Implementing join planning in our open source Golang SQL query engine

thesz · on Dec 28, 2020

And here's how SQLite tackles more or less same task: https://www.sqlite.org/queryplanner-ng.html

With pitfalls explained and solution offered.

robertlagrant · on Dec 29, 2020

SQLite is just an amazing project.

londons_explore · on Dec 29, 2020

Which plan is chosen has a dramatic impact on performance. Various stats tables give clues which plan will be best, but there will always be queries where the stats still don't lead to the optimal plan...

Therefore, I believe all query engines should allow the changing of a plan mid query. Ie., when a query or subquery is not producing matching rows as rapidly as predicted, the query should be paused, a new plan selected, and the query continued with the new plan.

My testing of this on a fork of postgres found some queries can see a 1000x speedup, especially ones with tens of joins.

This leads to some complexity around cursors, but in my view, this complexity is worth it.

trhway · on Dec 29, 2020

>the query should be paused, a new plan selected, and the query continued with the new plan.

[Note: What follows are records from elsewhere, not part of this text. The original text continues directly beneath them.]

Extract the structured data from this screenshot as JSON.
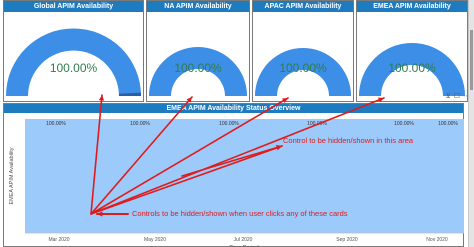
{
  "cards": [
    {
      "title": "Global APIM Availability",
      "value": "100.00%",
      "percent": 100
    },
    {
      "title": "NA APIM Availability",
      "value": "100.00%",
      "percent": 100
    },
    {
      "title": "APAC APIM Availability",
      "value": "100.00%",
      "percent": 100
    },
    {
      "title": "EMEA APIM Availability",
      "value": "100.00%",
      "percent": 100
    }
  ],
  "panel": {
    "title": "EMEA APIM Availability Status Overview"
  },
  "chart_data": {
    "type": "area",
    "ylabel": "EMEA APIM Availability",
    "xlabel": "Time Period",
    "x": [
      "Mar 2020",
      "May 2020",
      "Jul 2020",
      "Sep 2020",
      "Nov 2020"
    ],
    "xticks": [
      "Mar 2020",
      "May 2020",
      "Jul 2020",
      "Sep 2020",
      "Nov 2020"
    ],
    "data_labels": [
      "100.00%",
      "100.00%",
      "100.00%",
      "100.00%",
      "100.00%",
      "100.00%"
    ],
    "series": [
      {
        "values": [
          100,
          100,
          100,
          100,
          100,
          100
        ]
      }
    ],
    "fill_color": "#9ccafb",
    "grid": false
  },
  "annotations": {
    "upper": "Control to be hidden/shown in this area",
    "lower": "Controls to be hidden/shown when user clicks any of these cards"
  },
  "colors": {
    "title_bar": "#1f7bbf",
    "gauge_fill": "#3c8ee7",
    "gauge_track": "#d8d8d8",
    "gauge_tip": "#2a5fa8",
    "value_text": "#2f7d4f",
    "annotation": "#e01b1b"
  },
  "icons": [
    "filter-icon",
    "focus-mode-icon",
    "more-options-icon"
  ]
}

that is much more complex while in principle similar to the well known more practical approach - run a quick sampling of the related data and choose the plan according to the sampling results.

panta · on Dec 28, 2020

Nice article. Btw go-mysql-server[1] is a great project!

[1]: https://github.com/dolthub/go-mysql-server

stephen · on Dec 28, 2020

That's amazing (both the article and the project)!

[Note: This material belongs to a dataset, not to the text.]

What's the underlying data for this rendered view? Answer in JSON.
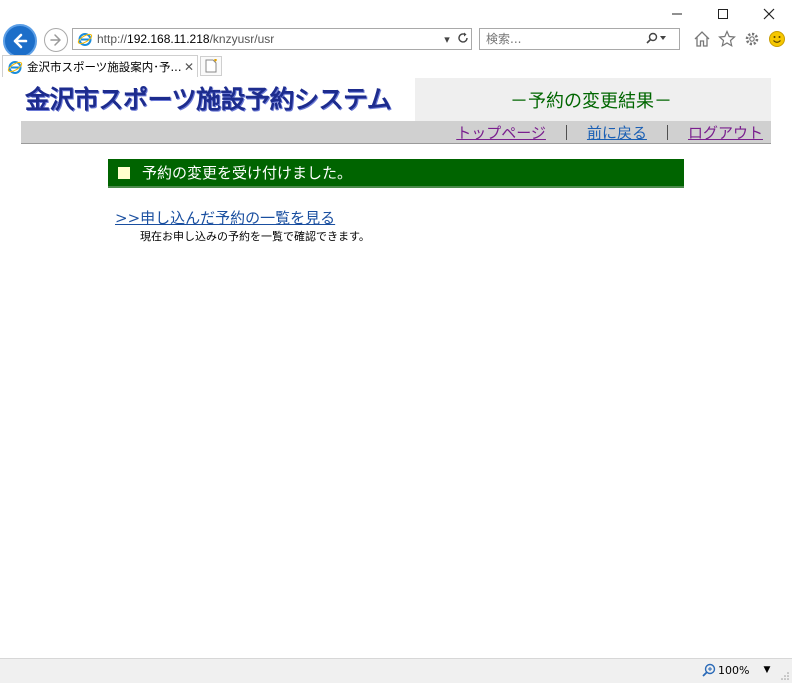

I want exactly that but a) for postgres and b) written in javascript/node so I can use it for in-process access while running test suites.

I know they speak mysql as a wire protocol, just would be cool to avoid another process/port to manage.

mildbyte · on Dec 28, 2020

We have something that might work for your use case with Splitgraph [0] (co-founder here)!

Basically, it's a custom version of PostgreSQL that supports git + Docker-like operations (versioning, sharing, branching, delta compression, Dockerfiles for datasets etc). It's not in-memory but it runs in Docker and has some tooling built around it to make it simple to spin up and manage a throwaway DB for integration test purposes.

Here's an example of it in action in use cases like machine learning [1] where we can switch between different versions (test/train) of the dataset without having to change the client application.

[0] https://github.com/splitgraph/splitgraph

[1] https://github.com/splitgraph/splitgraph/blob/master/example...

zachmu · on Dec 28, 2020

Postgres support is planned, but we're concentrating on supporting MySQL 100% first. Paying customers who wanted this might make us change the priority order.

anukulrm · on Dec 29, 2020

Thanks for sharing! Are there any good resources describing query planning algorithms (other than the excellent SQLite one that was shared by another comment)?

Mrnothing_ · on Dec 28, 2020

The reason sql is popular is becouse is easy, in contrast whit graph database,what are the Real benefits of using it in commercial environments?

jimktrains2 · on Dec 28, 2020

Sql is not a valid comparison to graph databases. Sql is a language many relational databases use as their query language. There are things like Cypher for graph databases that are similar to SQL.

pram · on Dec 29, 2020

Considering relational databases have been around for 50 years, and are ubiquitous in practically every business you can imagine? For starters I'd say the massive pool of talent who understands SQL and DB infrastructure in general might be a real benefit in a commercial environment!

codeulike · on Dec 28, 2020

https://en.wikipedia.org/wiki/Relational_database

dastx · on Dec 29, 2020

Dolt has peaked my interest to say the least. Would love to know the story behind it, and also what are the use cases for it?

By the way, I can't click your about page, or the menu button (Firefox android). It just refreshes the page and goes to the data repositories on your main page.

zachmu · on Dec 29, 2020

Great question. Check out this blog post about use cases written by our founder and CEO.

https://www.dolthub.com/blog/2020-03-30-dolt-use-cases/

I've forwarded your bug report to our web team.